Fully Automated Multi-heartbeat
Echocardiography Video Segmentation
and Motion Tracking

2022 SPIE-Medical Imaging

Programming and experiments by Yida Chen '22

Abstract: Neural network-based video segmentation has proven effective in producing temporally-coherent segmentation and motion tracking of heart substructures in echocardiography. However, prior methods confine analysis to half-heartbeat systolic phase clips from end-diastole (ED) to end-systole (ES), requiring the specification of these frames in the video and limiting clinical applicability.
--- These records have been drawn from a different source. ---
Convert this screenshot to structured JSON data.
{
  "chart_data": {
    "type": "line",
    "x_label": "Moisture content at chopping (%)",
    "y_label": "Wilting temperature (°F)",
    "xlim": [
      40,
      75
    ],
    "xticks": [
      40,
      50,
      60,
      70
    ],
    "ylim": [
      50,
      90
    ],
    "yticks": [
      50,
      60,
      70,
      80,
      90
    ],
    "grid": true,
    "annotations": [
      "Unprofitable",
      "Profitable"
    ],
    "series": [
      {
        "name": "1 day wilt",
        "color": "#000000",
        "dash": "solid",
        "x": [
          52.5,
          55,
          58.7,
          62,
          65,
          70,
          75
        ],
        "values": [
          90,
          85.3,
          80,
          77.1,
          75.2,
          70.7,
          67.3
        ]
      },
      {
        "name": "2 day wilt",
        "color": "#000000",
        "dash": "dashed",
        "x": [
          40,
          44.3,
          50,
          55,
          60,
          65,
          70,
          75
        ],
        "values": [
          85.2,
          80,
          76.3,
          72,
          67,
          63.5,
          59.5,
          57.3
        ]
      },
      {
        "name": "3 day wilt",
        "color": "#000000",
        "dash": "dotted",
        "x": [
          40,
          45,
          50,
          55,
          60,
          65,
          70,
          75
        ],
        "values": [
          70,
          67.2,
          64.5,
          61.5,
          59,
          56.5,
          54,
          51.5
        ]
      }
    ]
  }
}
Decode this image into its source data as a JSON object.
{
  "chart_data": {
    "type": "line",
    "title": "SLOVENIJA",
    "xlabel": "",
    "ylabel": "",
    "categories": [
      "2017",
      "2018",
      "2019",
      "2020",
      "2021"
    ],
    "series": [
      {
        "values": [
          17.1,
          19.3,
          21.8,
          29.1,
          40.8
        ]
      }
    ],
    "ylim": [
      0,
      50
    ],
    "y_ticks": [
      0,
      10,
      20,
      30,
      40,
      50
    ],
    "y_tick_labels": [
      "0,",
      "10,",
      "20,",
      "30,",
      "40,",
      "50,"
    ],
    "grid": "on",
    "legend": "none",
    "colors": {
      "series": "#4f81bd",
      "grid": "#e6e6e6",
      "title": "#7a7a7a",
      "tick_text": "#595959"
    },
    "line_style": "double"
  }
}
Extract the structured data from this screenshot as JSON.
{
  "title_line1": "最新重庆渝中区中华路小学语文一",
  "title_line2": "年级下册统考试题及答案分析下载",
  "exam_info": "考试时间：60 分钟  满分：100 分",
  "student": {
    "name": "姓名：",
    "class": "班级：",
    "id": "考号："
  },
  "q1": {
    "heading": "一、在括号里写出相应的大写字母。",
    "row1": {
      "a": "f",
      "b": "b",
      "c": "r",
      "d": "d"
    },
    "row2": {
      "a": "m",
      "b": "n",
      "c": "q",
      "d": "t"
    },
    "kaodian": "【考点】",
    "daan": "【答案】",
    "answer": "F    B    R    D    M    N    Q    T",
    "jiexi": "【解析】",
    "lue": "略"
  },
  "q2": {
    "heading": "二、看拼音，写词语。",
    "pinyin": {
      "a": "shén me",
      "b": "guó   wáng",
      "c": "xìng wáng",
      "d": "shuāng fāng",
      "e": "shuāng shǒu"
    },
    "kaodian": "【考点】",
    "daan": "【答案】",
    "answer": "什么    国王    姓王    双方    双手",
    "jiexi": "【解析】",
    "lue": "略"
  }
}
Here we introduce CLAS-FV, a fully automated framework that extends upon this prior work, providing joint semantic segmentation and motion tracking in multi-beat echocardiograms. Our framework first employs a modified R2+1D ResNet stem, which is efficient in encoding spatiotemporal features, and further leverages sliding windows for both training and test time augmentation to accommodate the full cardiac cycle. First, through 10-fold cross-validation on the half-beat CAMUS dataset, we show that the R2+1D-based stem outperforms the prior 3D U-Net both in Dice overlap for all substructures, and in derived clinical indices of ED and ES ventricular volumes and ejection fraction (EF). Next, we use the large clinical EchoNet-Dynamic dataset to extend our framework to full multi-beat video segmentation. We obtain mean Dice overlap of 0.94/0.91 on left ventricle endocardium in ED/ES phases, and accurately infer EF (mean absolute error 5.3%) over 1269 test patients. The presented multi-heartbeat video segmentation framework promises fast and coherent segmentation and motion tracking for the rich phenotypic analysis of echocardiography.

Paper (pdf, preprint)

Yida was cited Honorable Mention for the Computing Research Association (CRA) Outstanding Undergraduate Research Awards, in recognition of Yida's years long and ongoing research contributions spanning medical image analysis (i.e., this work), and separately digital humanities with Drs. Ryan and Faden in math and film/media studies respectively.

Full video temporally-coherent semantic segmentation, from an example video in the EchoNet-Dynamic dataset.